Looking forward, the continued diffusion of LLMs of course depends on continued performance improvement and its capability profile. The "benefit distribution" overall is particularly interesting to chart, and depends heavily on the dynamic range of the performance as a function of capital expenditure. Today, frontier-grade LLM performance is very accessible and cheap. Beyond this point, you cannot spend a marginal dollar to get better performance, reliability or autonomy. Money can't buy better ChatGPT. Bill Gates talks to GPT 4o just like you do. But can this be expected to last? Train-time scaling (increase parameters, data), test-time scaling (increase time) and model ensembles (increase batch) are forces increasing the dynamic range.

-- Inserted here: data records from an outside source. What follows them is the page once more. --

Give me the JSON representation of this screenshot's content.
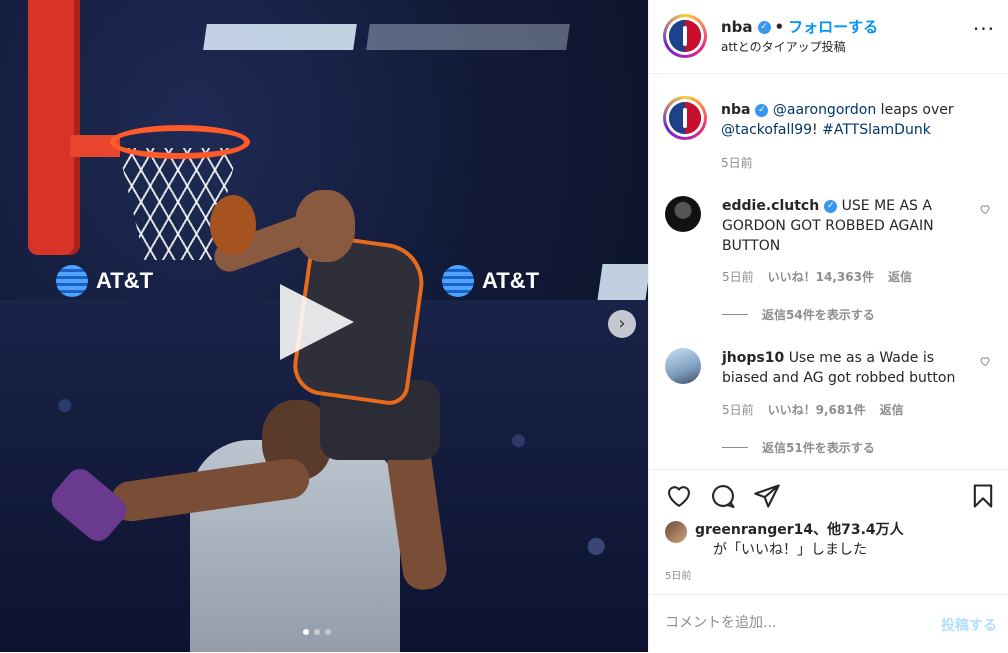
{
  "media": {
    "sponsor_left": "AT&T",
    "sponsor_right": "AT&T",
    "carousel_count": 3,
    "carousel_active_index": 0,
    "next_symbol": "›"
  },
  "header": {
    "username": "nba",
    "verified": "✓",
    "separator": "•",
    "follow_label": "フォローする",
    "subtitle": "attとのタイアップ投稿",
    "more_label": "···"
  },
  "caption": {
    "username": "nba",
    "mention": "@aarongordon",
    "text_middle": " leaps over ",
    "mention2": "@tackofall99",
    "text_end": "! ",
    "hashtag": "#ATTSlamDunk",
    "time": "5日前"
  },
  "comments": [
    {
      "username": "eddie.clutch",
      "text": "USE ME AS A GORDON GOT ROBBED AGAIN BUTTON",
      "time": "5日前",
      "likes": "いいね！14,363件",
      "reply_label": "返信",
      "view_replies": "返信54件を表示する"
    },
    {
      "username": "jhops10",
      "text": "Use me as a Wade is biased and AG got robbed button",
      "time": "5日前",
      "likes": "いいね！9,681件",
      "reply_label": "返信",
      "view_replies": "返信51件を表示する"
    }
  ],
  "actions": {
    "like_icon": "heart-icon",
    "comment_icon": "comment-icon",
    "share_icon": "share-icon",
    "save_icon": "bookmark-icon"
  },
  "likes": {
    "user": "greenranger14",
    "others": "、他73.4万人",
    "line2": "が「いいね！」しました"
  },
  "post_time": "5日前",
  "comment_box": {
    "placeholder": "コメントを追加...",
    "post_label": "投稿する"
  },
  "colors": {
    "accent": "#0095f6",
    "muted": "#8e8e8e",
    "post_disabled": "#b2dffc"
  }
}
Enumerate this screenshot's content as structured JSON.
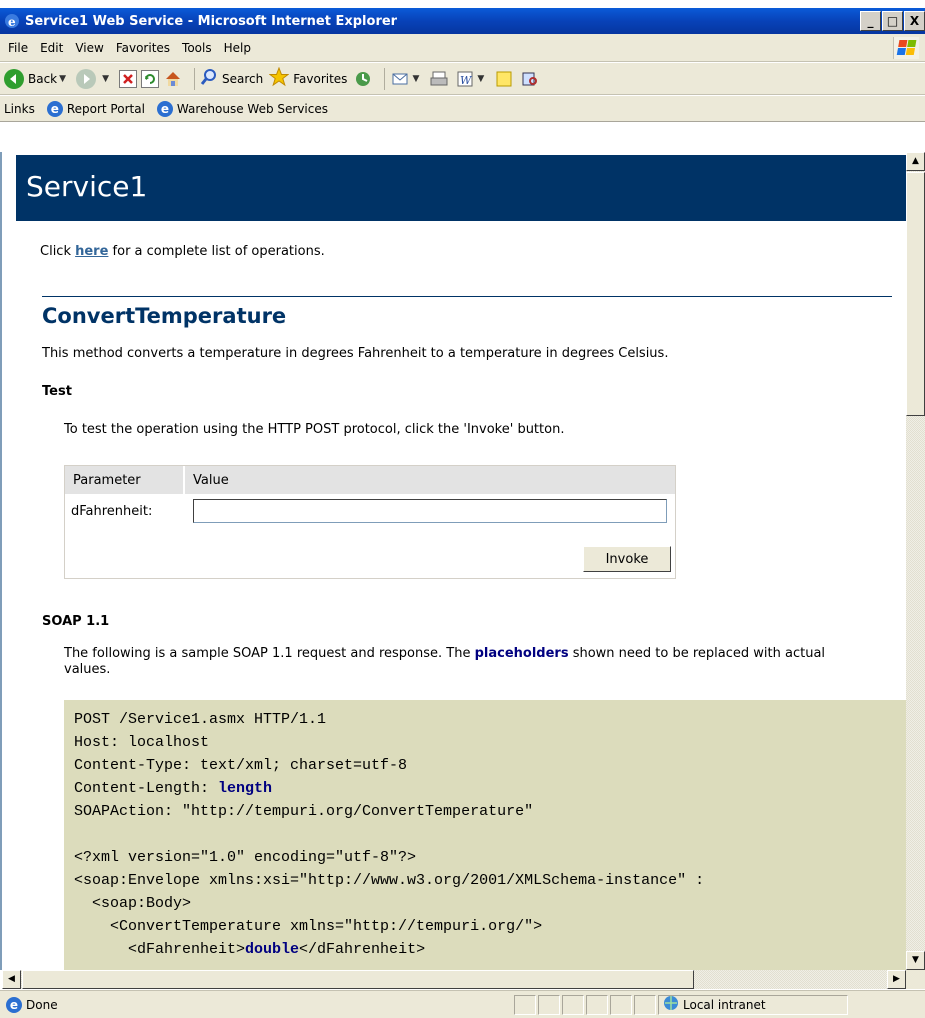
{
  "window": {
    "title": "Service1 Web Service - Microsoft Internet Explorer",
    "buttons": [
      "_",
      "□",
      "X"
    ]
  },
  "menu": [
    {
      "label": "File"
    },
    {
      "label": "Edit"
    },
    {
      "label": "View"
    },
    {
      "label": "Favorites"
    },
    {
      "label": "Tools"
    },
    {
      "label": "Help"
    }
  ],
  "toolbar": {
    "back": "Back",
    "search": "Search",
    "favorites": "Favorites"
  },
  "links": {
    "label": "Links",
    "items": [
      "Report Portal",
      "Warehouse Web Services"
    ]
  },
  "page": {
    "banner_title": "Service1",
    "intro_prefix": "Click ",
    "intro_link": "here",
    "intro_suffix": " for a complete list of operations.",
    "operation": {
      "title": "ConvertTemperature",
      "description": "This method converts a temperature in degrees Fahrenheit to a temperature in degrees Celsius."
    },
    "test": {
      "heading": "Test",
      "instruction": "To test the operation using the HTTP POST protocol, click the 'Invoke' button.",
      "col_parameter": "Parameter",
      "col_value": "Value",
      "param_label": "dFahrenheit:",
      "param_value": "",
      "invoke_label": "Invoke"
    },
    "soap": {
      "heading": "SOAP 1.1",
      "desc_prefix": "The following is a sample SOAP 1.1 request and response. The ",
      "desc_bold": "placeholders",
      "desc_suffix": " shown need to be replaced with actual values.",
      "code": {
        "l1": "POST /Service1.asmx HTTP/1.1",
        "l2": "Host: localhost",
        "l3": "Content-Type: text/xml; charset=utf-8",
        "l4a": "Content-Length: ",
        "l4b": "length",
        "l5": "SOAPAction: \"http://tempuri.org/ConvertTemperature\"",
        "l6": "",
        "l7": "<?xml version=\"1.0\" encoding=\"utf-8\"?>",
        "l8": "<soap:Envelope xmlns:xsi=\"http://www.w3.org/2001/XMLSchema-instance\" :",
        "l9": "  <soap:Body>",
        "l10": "    <ConvertTemperature xmlns=\"http://tempuri.org/\">",
        "l11a": "      <dFahrenheit>",
        "l11b": "double",
        "l11c": "</dFahrenheit>"
      }
    }
  },
  "status": {
    "text": "Done",
    "zone": "Local intranet"
  },
  "colors": {
    "banner": "#003366",
    "heading": "#003366",
    "link": "#336699",
    "code_bg": "#dcdcbc",
    "placeholder": "#000080"
  }
}
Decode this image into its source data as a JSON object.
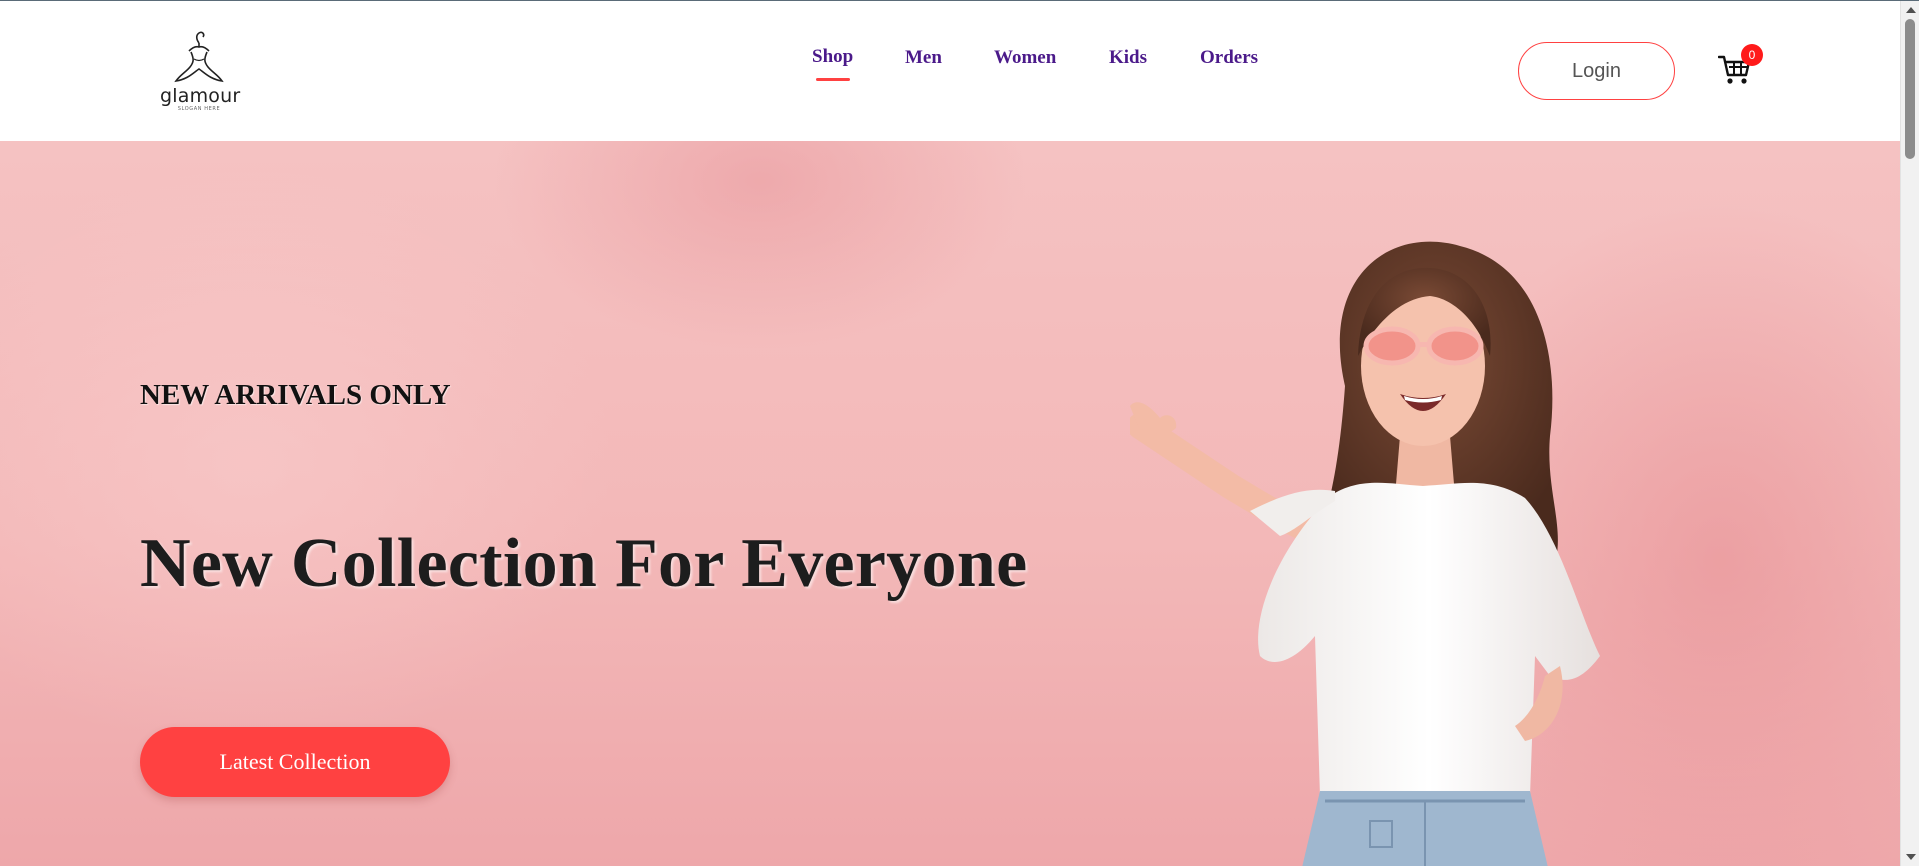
{
  "header": {
    "logo": {
      "name": "glamour",
      "slogan": "SLOGAN HERE",
      "icon": "dress-hanger-icon"
    },
    "nav": [
      {
        "label": "Shop",
        "active": true
      },
      {
        "label": "Men",
        "active": false
      },
      {
        "label": "Women",
        "active": false
      },
      {
        "label": "Kids",
        "active": false
      },
      {
        "label": "Orders",
        "active": false
      }
    ],
    "login_label": "Login",
    "cart": {
      "icon": "cart-icon",
      "count": "0"
    }
  },
  "hero": {
    "subtitle": "NEW ARRIVALS ONLY",
    "title": "New Collection For Everyone",
    "button_label": "Latest Collection",
    "image": "smiling-woman-pink-sunglasses"
  },
  "colors": {
    "accent": "#ff4141",
    "nav_text": "#4b1a8a",
    "hero_background": "#f4bfbf"
  }
}
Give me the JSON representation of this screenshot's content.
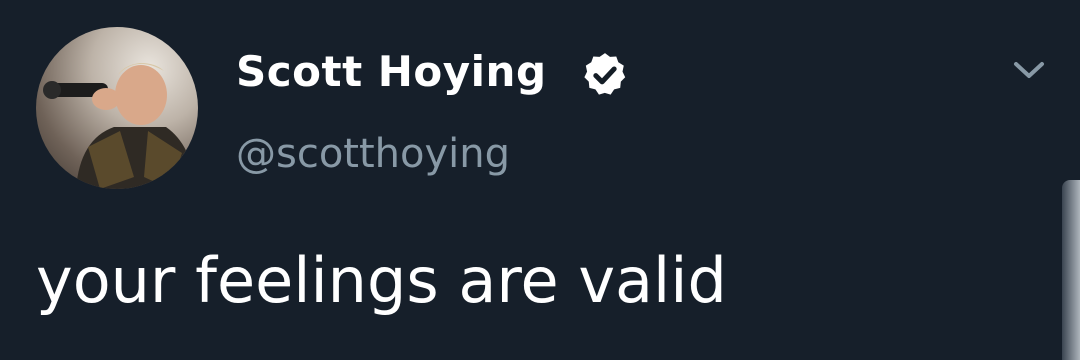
{
  "tweet": {
    "author": {
      "display_name": "Scott Hoying",
      "handle": "@scotthoying",
      "verified": true,
      "verified_icon": "verified-badge-icon",
      "avatar_icon": "avatar-photo"
    },
    "text": "your feelings are valid",
    "menu_icon": "chevron-down-icon"
  },
  "colors": {
    "background": "#141d26",
    "text_primary": "#ffffff",
    "text_secondary": "#8899a6"
  }
}
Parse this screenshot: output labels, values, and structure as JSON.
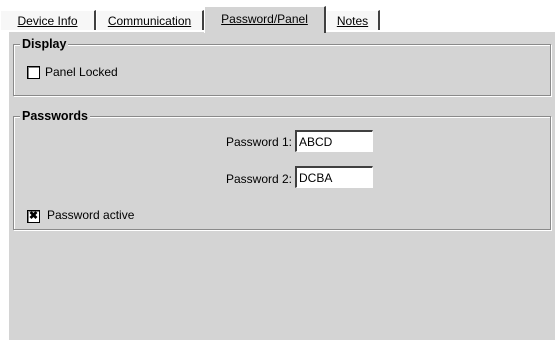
{
  "tabs": [
    {
      "label": "Device Info",
      "active": false
    },
    {
      "label": "Communication",
      "active": false
    },
    {
      "label": "Password/Panel",
      "active": true
    },
    {
      "label": "Notes",
      "active": false
    }
  ],
  "display": {
    "title": "Display",
    "panel_locked": {
      "label": "Panel Locked",
      "checked": false
    }
  },
  "passwords": {
    "title": "Passwords",
    "password1": {
      "label": "Password 1:",
      "value": "ABCD"
    },
    "password2": {
      "label": "Password 2:",
      "value": "DCBA"
    },
    "password_active": {
      "label": "Password active",
      "checked": true
    }
  },
  "colors": {
    "panel": "#d4d4d4",
    "background": "#ffffff"
  }
}
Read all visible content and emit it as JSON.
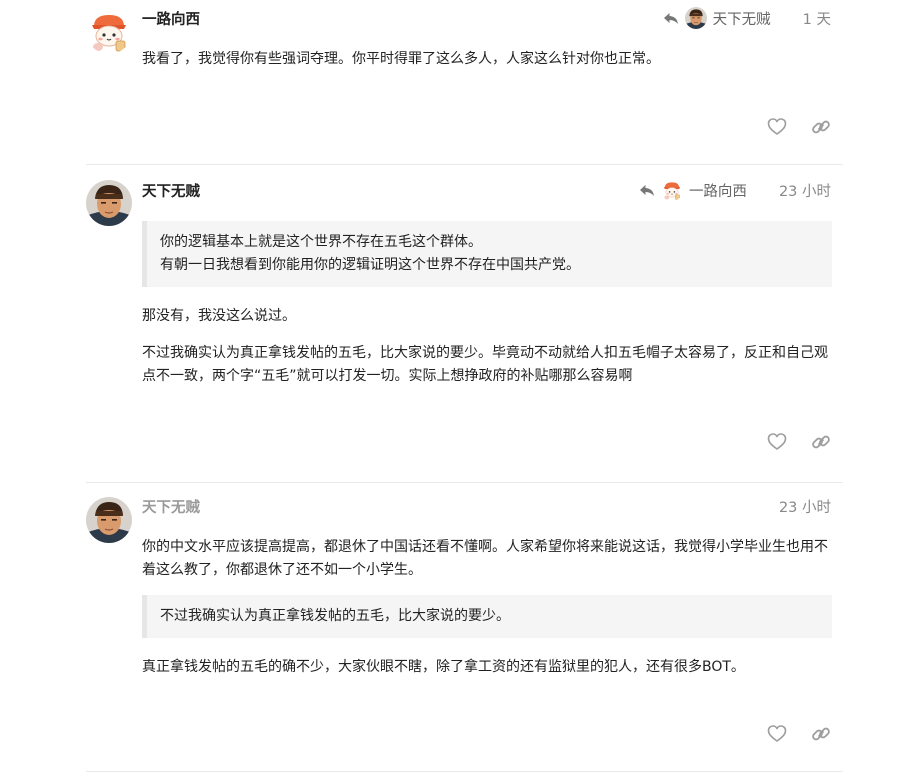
{
  "posts": [
    {
      "username": "一路向西",
      "reply_to": "天下无贼",
      "time": "1 天",
      "paragraphs": [
        "我看了，我觉得你有些强词夺理。你平时得罪了这么多人，人家这么针对你也正常。"
      ]
    },
    {
      "username": "天下无贼",
      "reply_to": "一路向西",
      "time": "23 小时",
      "quote": [
        "你的逻辑基本上就是这个世界不存在五毛这个群体。",
        "有朝一日我想看到你能用你的逻辑证明这个世界不存在中国共产党。"
      ],
      "paragraphs": [
        "那没有，我没这么说过。",
        "不过我确实认为真正拿钱发帖的五毛，比大家说的要少。毕竟动不动就给人扣五毛帽子太容易了，反正和自己观点不一致，两个字“五毛”就可以打发一切。实际上想挣政府的补贴哪那么容易啊"
      ]
    },
    {
      "username": "天下无贼",
      "time": "23 小时",
      "paragraph_before": "你的中文水平应该提高提高，都退休了中国话还看不懂啊。人家希望你将来能说这话，我觉得小学毕业生也用不着这么教了，你都退休了还不如一个小学生。",
      "quote": "不过我确实认为真正拿钱发帖的五毛，比大家说的要少。",
      "paragraph_after": "真正拿钱发帖的五毛的确不少，大家伙眼不瞎，除了拿工资的还有监狱里的犯人，还有很多BOT。"
    }
  ],
  "icons": {
    "reply_arrow": "reply-arrow-icon",
    "like": "heart-icon",
    "link": "link-icon"
  },
  "colors": {
    "avatar_background": "#f3f3f3",
    "quote_background": "#f5f5f5",
    "quote_border": "#e6e6e6",
    "icon_gray": "#9e9e9e"
  }
}
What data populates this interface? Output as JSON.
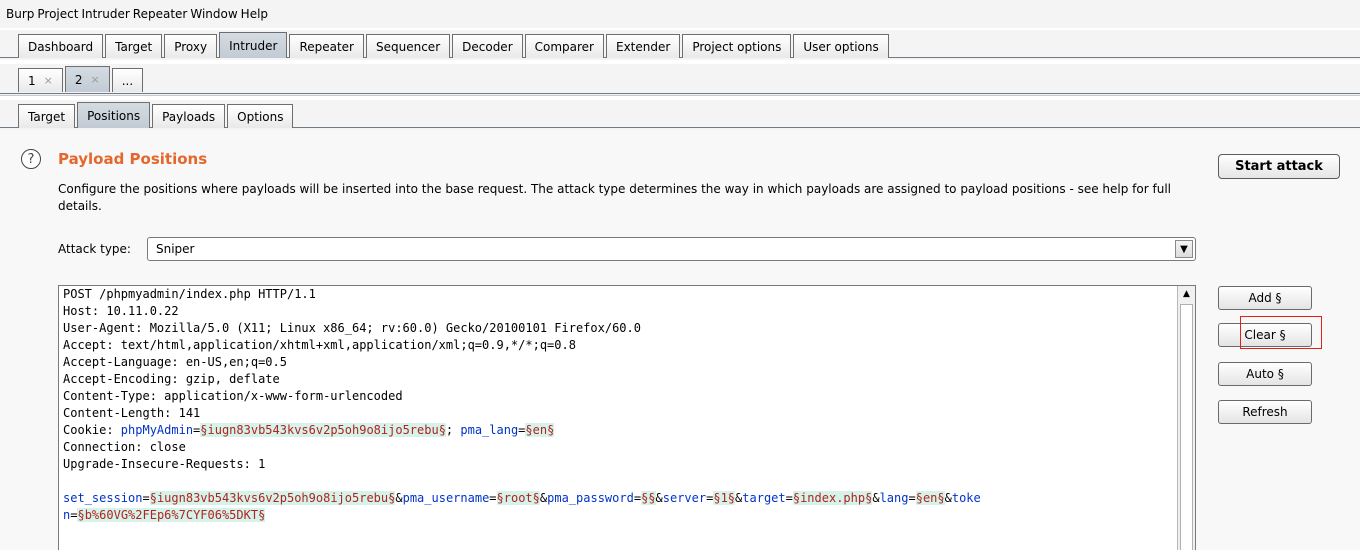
{
  "menu": [
    "Burp",
    "Project",
    "Intruder",
    "Repeater",
    "Window",
    "Help"
  ],
  "main_tabs": [
    "Dashboard",
    "Target",
    "Proxy",
    "Intruder",
    "Repeater",
    "Sequencer",
    "Decoder",
    "Comparer",
    "Extender",
    "Project options",
    "User options"
  ],
  "instance_tabs": [
    {
      "label": "1",
      "close": "×"
    },
    {
      "label": "2",
      "close": "×"
    },
    {
      "label": "...",
      "close": ""
    }
  ],
  "sub_tabs": [
    "Target",
    "Positions",
    "Payloads",
    "Options"
  ],
  "panel": {
    "help_icon": "?",
    "title": "Payload Positions",
    "description": "Configure the positions where payloads will be inserted into the base request. The attack type determines the way in which payloads are assigned to payload positions - see help for full details.",
    "start_attack": "Start attack",
    "attack_type_label": "Attack type:",
    "attack_type_value": "Sniper"
  },
  "request": {
    "line1": "POST /phpmyadmin/index.php HTTP/1.1",
    "line2": "Host: 10.11.0.22",
    "line3": "User-Agent: Mozilla/5.0 (X11; Linux x86_64; rv:60.0) Gecko/20100101 Firefox/60.0",
    "line4": "Accept: text/html,application/xhtml+xml,application/xml;q=0.9,*/*;q=0.8",
    "line5": "Accept-Language: en-US,en;q=0.5",
    "line6": "Accept-Encoding: gzip, deflate",
    "line7": "Content-Type: application/x-www-form-urlencoded",
    "line8": "Content-Length: 141",
    "cookie": {
      "prefix": "Cookie: ",
      "k1": "phpMyAdmin",
      "eq1": "=",
      "v1": "§iugn83vb543kvs6v2p5oh9o8ijo5rebu§",
      "sep1": "; ",
      "k2": "pma_lang",
      "eq2": "=",
      "v2": "§en§"
    },
    "line10": "Connection: close",
    "line11": "Upgrade-Insecure-Requests: 1",
    "body": {
      "k1": "set_session",
      "v1": "§iugn83vb543kvs6v2p5oh9o8ijo5rebu§",
      "k2": "pma_username",
      "v2": "§root§",
      "k3": "pma_password",
      "v3": "§§",
      "k4": "server",
      "v4": "§1§",
      "k5": "target",
      "v5": "§index.php§",
      "k6": "lang",
      "v6": "§en§",
      "k7a": "toke",
      "k7b": "n",
      "v7": "§b%60VG%2FEp6%7CYF06%5DKT§",
      "eq": "=",
      "amp": "&"
    }
  },
  "side_buttons": {
    "add": "Add §",
    "clear": "Clear §",
    "auto": "Auto §",
    "refresh": "Refresh"
  },
  "colors": {
    "title": "#e5672b",
    "param_key": "#0033cc",
    "payload_marker": "#b22222",
    "payload_bg": "#d5f3e8",
    "highlight_box": "#e0201b"
  }
}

On the other hand, model distillation (the ability to train disproportionately powerful small models by training to mimic the big model) has been a force decreasing dynamic range. Certainly, the moment money can buy dramatically better ChatGPT, things change. Large organizations get to concentrate their vast resources to buy more intelligence. And within the category of "individual" too, the elite may once again split away from the rest of society. Their child will be tutored by GPT-8-pro-max-high, yours by GPT-6 mini.

But at least at this moment in time, we find ourselves in a unique and unprecedented situation in the history of technology. If you go back through various sci-fi you'll see that very few would have predicted that the AI revolution would feature this progression. It was supposed to be a top secret government megabrain project wielded by the generals, not ChatGPT appearing basically overnight and for free on a device already in everyone's pocket. Remember that William Gibson quote "The future is already here, it's just not evenly distributed"? Surprise - the future is already here, and it is shockingly distributed. Power to the people. Personally, I love it.